O tom de voz, a clareza das orientações, o momento escolhido para uma conversa difícil e até a forma como erros são tratados acabam tendo efeitos diretos sobre confiança, engajamento e desempenho coletivo.
Outro aspecto que as séries conseguem expor com grande precisão é a coerência entre discurso e prática.
Equipes percebem rapidamente quando há inconsistências entre aquilo que líderes dizem e aquilo que efetivamente fazem.
Em períodos de instabilidade, essa percepção tende a se intensificar ainda mais.
Líderes que falam sobre colaboração, mas estimulam competitividade excessiva, ou que defendem bem-estar enquanto normalizam jornadas exaustivas, acabam minando sua própria credibilidade.
E talvez nenhum manual consiga demonstrar esse impacto de forma tão concreta quanto uma narrativa que expõe, em tempo real, as consequências de comportamentos contraditórios.
Existe ainda um elemento frequentemente negligenciado quando se discute formação de lideranças: a empatia.
Observar personagens submetidos a situações difíceis amplia a capacidade de compreender diferentes perspectivas, motivações e reações humanas.
Em um ambiente corporativo cada vez mais diverso e emocionalmente exigente, essa habilidade deixou de ser apenas uma competência complementar e passou a ocupar posição central na capacidade de liderar pessoas.
Compreender inseguranças, reconhecer limites e interpretar contextos deixou de ser um diferencial para se tornar parte essencial do trabalho de qualquer gestor.
Isso não significa substituir MBAs, livros ou programas executivos pelo entretenimento.
O ponto central está justamente na combinação entre diferentes formas de aprendizado.
Enquanto a teoria organiza conceitos, oferece linguagem comum e estrutura raciocínios, as narrativas ajudam a desenvolver julgamento, percepção e leitura contextual.
Em outras palavras, ajudam líderes a enxergar nuances que dificilmente aparecem em apresentações de PowerPoint ou em frameworks excessivamente simplificados.
A liderança contemporânea exige mais do que domínio técnico e conhecimento operacional.
Ela exige capacidade de adaptação, inteligência emocional, clareza de comunicação e habilidade para tomar decisões em cenários imperfeitos.
Diante dessa realidade, ampliar repertórios deixou de ser apenas uma escolha e passou a ser uma necessidade estratégica.
E talvez esteja na hora de o mundo corporativo abandonar certo preconceito intelectual que ainda insiste em separar rigidamente aprendizado de entretenimento.
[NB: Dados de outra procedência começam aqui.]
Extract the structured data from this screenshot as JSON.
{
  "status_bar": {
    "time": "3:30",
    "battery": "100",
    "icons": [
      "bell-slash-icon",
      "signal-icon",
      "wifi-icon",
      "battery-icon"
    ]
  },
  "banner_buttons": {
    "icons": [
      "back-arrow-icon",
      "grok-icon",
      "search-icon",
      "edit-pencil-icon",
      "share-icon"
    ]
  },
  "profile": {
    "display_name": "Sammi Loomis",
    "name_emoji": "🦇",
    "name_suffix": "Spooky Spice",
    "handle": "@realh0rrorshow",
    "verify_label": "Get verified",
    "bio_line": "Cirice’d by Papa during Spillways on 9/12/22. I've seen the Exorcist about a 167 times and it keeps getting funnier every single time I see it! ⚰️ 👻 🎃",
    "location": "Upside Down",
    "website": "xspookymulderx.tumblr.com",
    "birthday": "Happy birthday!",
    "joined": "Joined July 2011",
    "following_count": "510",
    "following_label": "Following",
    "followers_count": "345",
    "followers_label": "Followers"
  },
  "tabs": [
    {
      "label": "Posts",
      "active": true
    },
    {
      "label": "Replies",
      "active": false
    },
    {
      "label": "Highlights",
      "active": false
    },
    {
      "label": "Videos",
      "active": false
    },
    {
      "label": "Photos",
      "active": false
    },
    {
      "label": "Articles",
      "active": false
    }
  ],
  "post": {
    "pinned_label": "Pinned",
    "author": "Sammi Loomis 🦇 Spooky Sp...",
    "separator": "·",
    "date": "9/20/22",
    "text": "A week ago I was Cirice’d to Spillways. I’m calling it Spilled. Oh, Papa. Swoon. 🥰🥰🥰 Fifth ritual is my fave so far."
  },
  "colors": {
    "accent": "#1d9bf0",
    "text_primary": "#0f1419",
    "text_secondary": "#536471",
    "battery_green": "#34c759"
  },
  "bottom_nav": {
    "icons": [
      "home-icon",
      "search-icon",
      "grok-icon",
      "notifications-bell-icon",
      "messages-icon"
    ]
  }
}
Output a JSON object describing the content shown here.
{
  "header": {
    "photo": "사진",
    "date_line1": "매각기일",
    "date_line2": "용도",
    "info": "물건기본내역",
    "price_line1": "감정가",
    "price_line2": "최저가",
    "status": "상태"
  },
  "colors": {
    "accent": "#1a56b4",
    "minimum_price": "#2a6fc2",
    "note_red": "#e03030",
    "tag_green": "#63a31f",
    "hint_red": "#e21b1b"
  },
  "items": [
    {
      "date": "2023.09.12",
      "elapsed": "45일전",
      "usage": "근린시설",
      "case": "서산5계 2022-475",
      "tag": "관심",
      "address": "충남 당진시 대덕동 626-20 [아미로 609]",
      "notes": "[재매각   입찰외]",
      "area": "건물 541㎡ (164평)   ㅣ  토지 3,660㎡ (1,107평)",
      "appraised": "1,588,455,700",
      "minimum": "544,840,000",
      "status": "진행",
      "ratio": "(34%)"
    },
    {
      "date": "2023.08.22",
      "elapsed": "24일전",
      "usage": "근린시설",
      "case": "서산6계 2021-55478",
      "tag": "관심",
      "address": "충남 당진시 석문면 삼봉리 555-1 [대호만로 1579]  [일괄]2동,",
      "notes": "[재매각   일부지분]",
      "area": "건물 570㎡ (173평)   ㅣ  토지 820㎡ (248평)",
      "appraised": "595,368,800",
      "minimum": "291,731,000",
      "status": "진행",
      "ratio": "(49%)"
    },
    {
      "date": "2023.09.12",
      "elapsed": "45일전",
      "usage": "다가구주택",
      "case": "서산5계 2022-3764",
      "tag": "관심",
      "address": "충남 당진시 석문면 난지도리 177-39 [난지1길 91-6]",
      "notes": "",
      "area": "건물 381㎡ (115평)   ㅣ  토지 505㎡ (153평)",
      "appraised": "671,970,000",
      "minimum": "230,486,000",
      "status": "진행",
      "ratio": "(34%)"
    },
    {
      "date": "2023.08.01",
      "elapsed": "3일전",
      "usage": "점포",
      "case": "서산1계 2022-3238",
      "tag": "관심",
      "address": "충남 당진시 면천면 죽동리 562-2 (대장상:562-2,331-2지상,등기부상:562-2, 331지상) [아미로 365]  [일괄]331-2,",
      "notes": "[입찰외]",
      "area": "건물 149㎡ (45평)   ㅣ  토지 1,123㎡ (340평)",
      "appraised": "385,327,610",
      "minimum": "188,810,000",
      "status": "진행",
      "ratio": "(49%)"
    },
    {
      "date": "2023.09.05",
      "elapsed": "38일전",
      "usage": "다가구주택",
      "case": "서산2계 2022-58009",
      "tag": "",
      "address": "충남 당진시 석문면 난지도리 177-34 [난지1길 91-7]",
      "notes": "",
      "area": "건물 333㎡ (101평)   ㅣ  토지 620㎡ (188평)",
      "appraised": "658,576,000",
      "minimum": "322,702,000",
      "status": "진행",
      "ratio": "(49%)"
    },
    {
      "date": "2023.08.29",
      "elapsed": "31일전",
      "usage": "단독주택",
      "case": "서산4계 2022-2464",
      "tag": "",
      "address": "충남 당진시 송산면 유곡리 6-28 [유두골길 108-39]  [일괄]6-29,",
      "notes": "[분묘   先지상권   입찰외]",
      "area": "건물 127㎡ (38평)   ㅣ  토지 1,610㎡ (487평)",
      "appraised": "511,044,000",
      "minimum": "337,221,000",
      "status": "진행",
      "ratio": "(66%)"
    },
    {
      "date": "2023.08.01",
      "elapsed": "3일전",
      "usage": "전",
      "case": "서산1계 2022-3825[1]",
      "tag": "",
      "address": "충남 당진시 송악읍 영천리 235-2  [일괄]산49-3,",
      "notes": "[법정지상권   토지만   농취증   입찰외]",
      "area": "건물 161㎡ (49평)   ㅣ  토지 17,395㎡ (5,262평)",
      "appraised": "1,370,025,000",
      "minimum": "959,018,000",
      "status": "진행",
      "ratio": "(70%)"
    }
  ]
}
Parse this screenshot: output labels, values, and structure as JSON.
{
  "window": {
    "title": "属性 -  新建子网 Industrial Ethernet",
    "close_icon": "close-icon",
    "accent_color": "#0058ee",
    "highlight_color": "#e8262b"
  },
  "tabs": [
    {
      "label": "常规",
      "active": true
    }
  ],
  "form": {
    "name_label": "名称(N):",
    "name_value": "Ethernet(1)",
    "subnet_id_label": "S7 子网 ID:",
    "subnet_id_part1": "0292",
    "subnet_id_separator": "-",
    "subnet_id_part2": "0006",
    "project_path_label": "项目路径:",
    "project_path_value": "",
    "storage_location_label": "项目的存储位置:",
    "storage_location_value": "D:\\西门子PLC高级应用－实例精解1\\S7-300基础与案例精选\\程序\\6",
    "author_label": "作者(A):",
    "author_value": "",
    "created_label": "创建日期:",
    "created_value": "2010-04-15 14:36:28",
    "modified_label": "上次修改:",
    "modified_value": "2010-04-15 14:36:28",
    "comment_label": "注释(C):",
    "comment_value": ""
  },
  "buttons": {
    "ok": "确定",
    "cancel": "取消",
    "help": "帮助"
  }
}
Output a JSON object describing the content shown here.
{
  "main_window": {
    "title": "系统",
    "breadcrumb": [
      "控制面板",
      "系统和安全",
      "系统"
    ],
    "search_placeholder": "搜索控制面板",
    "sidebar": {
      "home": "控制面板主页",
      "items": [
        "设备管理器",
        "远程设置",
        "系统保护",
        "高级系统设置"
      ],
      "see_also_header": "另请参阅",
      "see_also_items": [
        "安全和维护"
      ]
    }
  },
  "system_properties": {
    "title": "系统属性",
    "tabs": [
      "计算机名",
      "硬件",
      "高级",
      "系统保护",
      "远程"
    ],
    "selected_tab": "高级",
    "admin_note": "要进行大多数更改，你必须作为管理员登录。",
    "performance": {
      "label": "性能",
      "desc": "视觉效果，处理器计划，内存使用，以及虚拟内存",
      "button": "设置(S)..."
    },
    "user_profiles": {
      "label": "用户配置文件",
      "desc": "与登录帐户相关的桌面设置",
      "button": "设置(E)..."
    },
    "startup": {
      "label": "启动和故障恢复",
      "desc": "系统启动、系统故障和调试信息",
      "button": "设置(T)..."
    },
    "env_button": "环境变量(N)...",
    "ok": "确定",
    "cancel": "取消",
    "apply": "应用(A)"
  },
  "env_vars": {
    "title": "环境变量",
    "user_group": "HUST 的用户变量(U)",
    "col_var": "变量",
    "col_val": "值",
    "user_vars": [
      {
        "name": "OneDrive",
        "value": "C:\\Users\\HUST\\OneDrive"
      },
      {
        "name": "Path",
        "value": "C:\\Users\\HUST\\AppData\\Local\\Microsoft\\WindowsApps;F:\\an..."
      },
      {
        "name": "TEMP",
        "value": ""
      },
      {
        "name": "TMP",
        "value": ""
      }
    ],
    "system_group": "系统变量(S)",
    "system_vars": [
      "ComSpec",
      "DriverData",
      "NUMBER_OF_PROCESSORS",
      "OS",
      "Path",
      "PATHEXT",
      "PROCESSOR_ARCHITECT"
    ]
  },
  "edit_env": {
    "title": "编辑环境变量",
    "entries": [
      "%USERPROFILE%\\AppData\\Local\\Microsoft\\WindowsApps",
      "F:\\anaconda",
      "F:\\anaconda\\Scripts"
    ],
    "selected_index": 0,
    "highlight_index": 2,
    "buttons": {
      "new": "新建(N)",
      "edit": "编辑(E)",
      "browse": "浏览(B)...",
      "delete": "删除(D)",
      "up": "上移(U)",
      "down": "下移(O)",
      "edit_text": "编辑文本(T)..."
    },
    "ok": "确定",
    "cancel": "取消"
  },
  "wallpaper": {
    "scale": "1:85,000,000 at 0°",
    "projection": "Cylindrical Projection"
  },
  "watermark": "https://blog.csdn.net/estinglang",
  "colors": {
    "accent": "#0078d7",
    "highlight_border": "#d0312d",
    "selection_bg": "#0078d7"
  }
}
Porque, no fim, séries como The Pitt mostram algo que muitos treinamentos falham em reproduzir: liderar pessoas é um exercício profundamente humano, repleto de ambiguidades, tensões e imperfeições que nenhum manual, por melhor que seja, consegue capturar sozinho.
*Larissa Mota é advogada, especializada em Relações Trabalhistas e Sindicais pelo Centro Universitário Braz Cubas. Em 2005, fundou a Exímia, BPO especializada em terceirização de folha de pagamento e gestão de benefícios.